Quote Originally Posted by landorl View Post
This is a new map showing the general lines of the major faults in the world. the red lines mark the faults. I have put an arrow showing the general drift of the plates. In general everything is drifting away from a central range of mountains that mark the spine of the world. I have placed in a blue line where the deepest ocean trenches would be, and in a brown line (which is hard to see) where some undersea mountain ridges would be.

I am not sure that the trenches are in the right location though. I don't know exactly which side of the fault that a trench would form on.
What RPMiller said! Also when two plates are sliding past each other, you have a fault zone (earthquakes and the like) but tend not to get mountains or canyons forming.

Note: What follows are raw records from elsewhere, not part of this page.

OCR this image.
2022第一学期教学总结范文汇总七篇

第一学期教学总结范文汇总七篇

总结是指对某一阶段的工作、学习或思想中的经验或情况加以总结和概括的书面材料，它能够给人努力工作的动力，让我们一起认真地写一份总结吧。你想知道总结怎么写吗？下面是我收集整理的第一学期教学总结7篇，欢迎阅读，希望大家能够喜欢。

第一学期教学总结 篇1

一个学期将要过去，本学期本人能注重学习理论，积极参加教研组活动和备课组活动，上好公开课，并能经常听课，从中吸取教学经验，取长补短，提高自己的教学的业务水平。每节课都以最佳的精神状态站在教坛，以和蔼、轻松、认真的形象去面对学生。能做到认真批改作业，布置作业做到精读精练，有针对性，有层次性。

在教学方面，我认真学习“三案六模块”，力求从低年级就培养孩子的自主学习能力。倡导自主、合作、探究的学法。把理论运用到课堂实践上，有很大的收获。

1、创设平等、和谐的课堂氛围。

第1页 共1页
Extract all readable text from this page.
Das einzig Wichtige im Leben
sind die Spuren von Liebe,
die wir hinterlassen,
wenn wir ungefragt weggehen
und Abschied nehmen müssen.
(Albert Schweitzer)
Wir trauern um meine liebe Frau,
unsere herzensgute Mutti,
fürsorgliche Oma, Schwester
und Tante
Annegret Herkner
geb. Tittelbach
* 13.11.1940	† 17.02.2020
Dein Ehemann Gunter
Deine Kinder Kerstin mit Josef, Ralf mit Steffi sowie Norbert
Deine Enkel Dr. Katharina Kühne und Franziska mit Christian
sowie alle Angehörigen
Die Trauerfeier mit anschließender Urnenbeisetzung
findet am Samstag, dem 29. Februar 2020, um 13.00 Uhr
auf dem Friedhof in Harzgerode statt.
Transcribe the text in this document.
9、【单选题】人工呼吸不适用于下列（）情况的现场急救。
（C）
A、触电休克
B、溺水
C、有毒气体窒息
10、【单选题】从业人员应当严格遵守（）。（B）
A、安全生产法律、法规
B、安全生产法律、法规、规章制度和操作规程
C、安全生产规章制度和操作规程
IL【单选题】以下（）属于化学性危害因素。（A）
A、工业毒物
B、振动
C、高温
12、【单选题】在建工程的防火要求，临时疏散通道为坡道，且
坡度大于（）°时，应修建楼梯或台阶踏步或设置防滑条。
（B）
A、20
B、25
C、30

A good (but somewhat simple explanation) is here: http://www.ucmp.berkeley.edu/geology/tecmech.html

In most current theories (afaik) a planet will start up with one big "land mass"/"hight spot" as it cools, near the equator, due to centripetal force and tidal actions of the sun/moons. This one mass will start to fracture into various plates due to convection currents in the aesthenosphere, pumped by radioactive decay.

I am not sure how you came up with your continent layout, but it could be tricky to apply a techtonic model to something not started with one. I am not sure if any of the "world building" softwares support a plate tectonic model, as the (free/demo) ones I have played with tend to use things like ridged multifractals, plasma models or the like.